April 24: HSBC has said it is considering moving its headquarters out of London. The bank said the review followed "regulatory and structural reforms" since the financial crisis.
HSBC's board has asked its management to "look at where the best place is for HSBC to be headquartered in this new environment," the bank said.
"The question is a complex one and it is too soon to say how long this will take or what the conclusion will be; but the work is under way."
Shares in the company jumped 3.7 per cent higher on the news. "Clearly their investors are saying 'maybe you should just get out of London and have a fresh start'", said BBC business editor, Kamal Ahmed.
The bank may decide to sell its retail bank, originally called Midland Bank, he added. HSBC, along with the UK's other banks, will be required to separate its British retail business from the rest of the group by 2019.
The review also follows plans announced in the Budget to increase the bank levy from 0.156 per cent to 0.21 per cent.
The bank has had its headquarters in the UK since 1992 but it makes most of its money overseas.

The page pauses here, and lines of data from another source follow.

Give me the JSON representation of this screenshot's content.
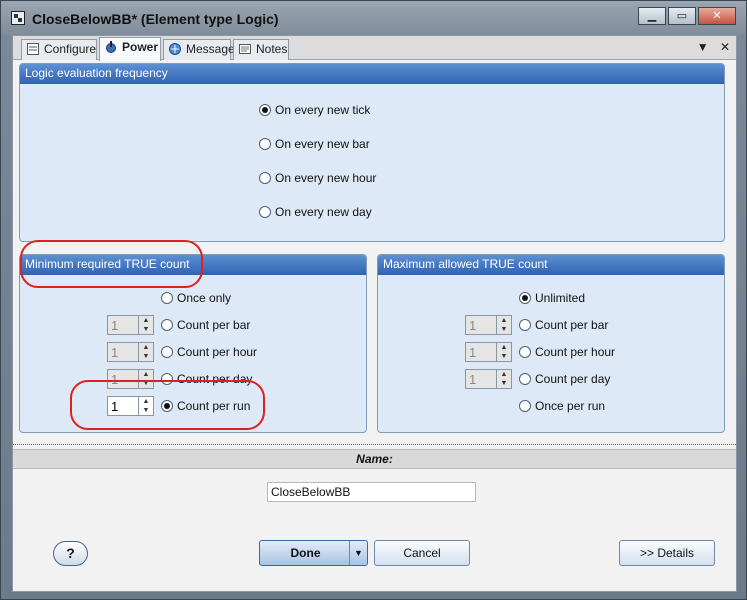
{
  "window": {
    "title": "CloseBelowBB* (Element type Logic)"
  },
  "tabs": [
    {
      "label": "Configure",
      "icon": "configure-icon"
    },
    {
      "label": "Power",
      "icon": "power-icon"
    },
    {
      "label": "Message",
      "icon": "message-icon"
    },
    {
      "label": "Notes",
      "icon": "notes-icon"
    }
  ],
  "tab_tools": {
    "dropdown": "▼",
    "close": "✕"
  },
  "frequency": {
    "header": "Logic evaluation frequency",
    "options": [
      "On every new tick",
      "On every new bar",
      "On every new hour",
      "On every new day"
    ],
    "selected": "On every new tick"
  },
  "min_count": {
    "header": "Minimum required TRUE count",
    "once_label": "Once only",
    "rows": [
      {
        "value": "1",
        "label": "Count per bar"
      },
      {
        "value": "1",
        "label": "Count per hour"
      },
      {
        "value": "1",
        "label": "Count per day"
      },
      {
        "value": "1",
        "label": "Count per run"
      }
    ],
    "selected": "Count per run"
  },
  "max_count": {
    "header": "Maximum allowed TRUE count",
    "unlimited_label": "Unlimited",
    "rows": [
      {
        "value": "1",
        "label": "Count per bar"
      },
      {
        "value": "1",
        "label": "Count per hour"
      },
      {
        "value": "1",
        "label": "Count per day"
      }
    ],
    "once_per_run_label": "Once per run",
    "selected": "Unlimited"
  },
  "name": {
    "label": "Name:",
    "value": "CloseBelowBB"
  },
  "buttons": {
    "help": "?",
    "done": "Done",
    "cancel": "Cancel",
    "details": ">> Details"
  },
  "colors": {
    "panel_header": "#2f63b3",
    "panel_bg": "#dde9f7",
    "annotation": "#e02020"
  }
}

Asia accounts for about 80 per cent of its profit.
Media caption The BBC's Kamal Ahmed says HSBC has been under huge pressure - HSBC's profit dropped 17 per cent in 2014. HSBC blamed its "challenging year" on the $2.4bn it was forced to pay in fines and settlements in relation to foreign exchange manipulation and mis-selling of payment protection insurance.
The scandal-hit bank has also faced allegations that it helped people evade UK tax using hidden HSBC accounts in Geneva.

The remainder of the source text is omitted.